The St. Thomas-Elgin Public Art Centre is pleased to present the artwork from the St. Thomas-Elgin Artist Guild. Once a month the Art Centre will feature a new work by a local artist.
. It is the role of the St. Thomas-Elgin Public Art Centre to educate the public about the visual arts locally, regionally
and internationally.
. It is the role of the Art Centre to provide valuable exposure of artistic and cultural experiences and to raise the profile
of the Arts to its community.
. It is the role of the Art Centre to encourage the visual arts in the community and to celebrate its art and artists.
. It is the role of the Art Centre to provide a gathering place, home and a resource for the Artistic Community.
. It is the role of the Art Centre to advocate for the Arts!!!
February 1 - 28, 2010
I live in St. Thomas, Ontario and am a university of Western Ontario graduate, with an honors bachelor degree in Visual Arts, a Graduate Diploma in Arts Management, and am currently completing a bachelor of Education. I have been a practicing artist since September 2006, working primarily in relief printmaking.
My art is a process of deconstruction and reconstruction of landscape spaces. The design process divides the landscape into shapes but the printing process rebuilds the landscape through the layering of colour. This creates something familiar but precarious, as nature is, and comments on the beauty and destruction of natural spaces. For me, the printmaking process is symbolic: as many of these places are being destroyed, my art-making process allows me to put them back together, building them piece by piece. But there is always the moment of realization that the reconstruction is symbolic, and in reality all we have left are these reconstructed images and not reconstructed spaces.

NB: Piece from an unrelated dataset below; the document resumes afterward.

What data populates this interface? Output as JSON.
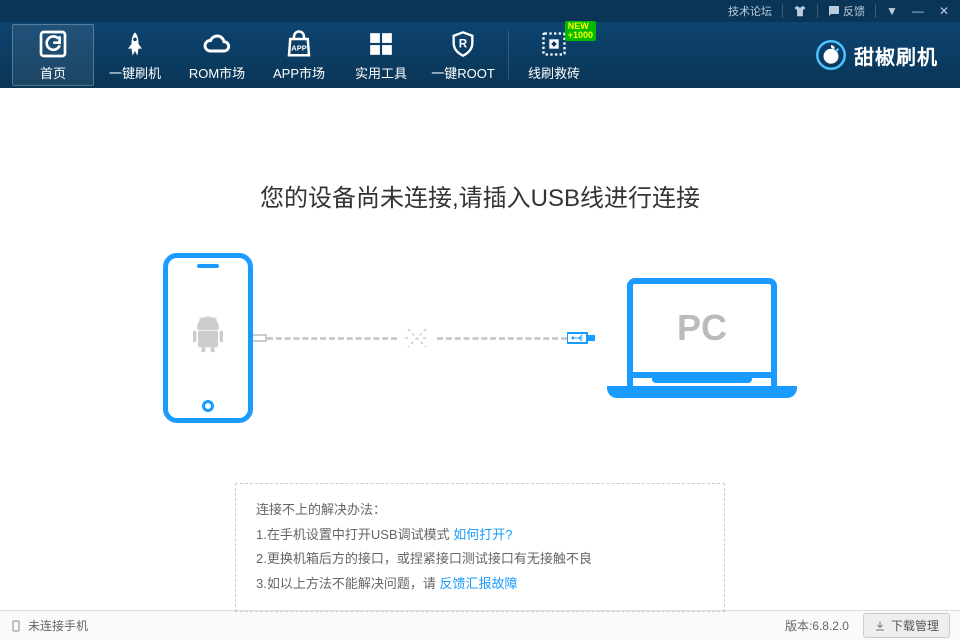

What is Relief Printmaking?
Using knives and gouges, the artist cuts away lines and areas from a linoleum block. The artist rolls ink onto the block and the ink adheres only to the surface, skipping over the cut-away areas. To print, the artist places paper over the inked block and applies pressure with a printing press, transferring the ink to the paper. The print is a mirror image of the marks on the block. The block can be printed as many times as the artist chooses. To print the next colour, the artist cuts away more of the linoleum block and repeats the inking and printing process, printing directly on top of the first colour printed. This process of cutting, inking and printing can be repeated many times to achieve multi-coloured relief prints. Depending on the number of times the artist prints the block, an edition of prints is created and numbered (eg. 1/6) but all prints in the edition are original.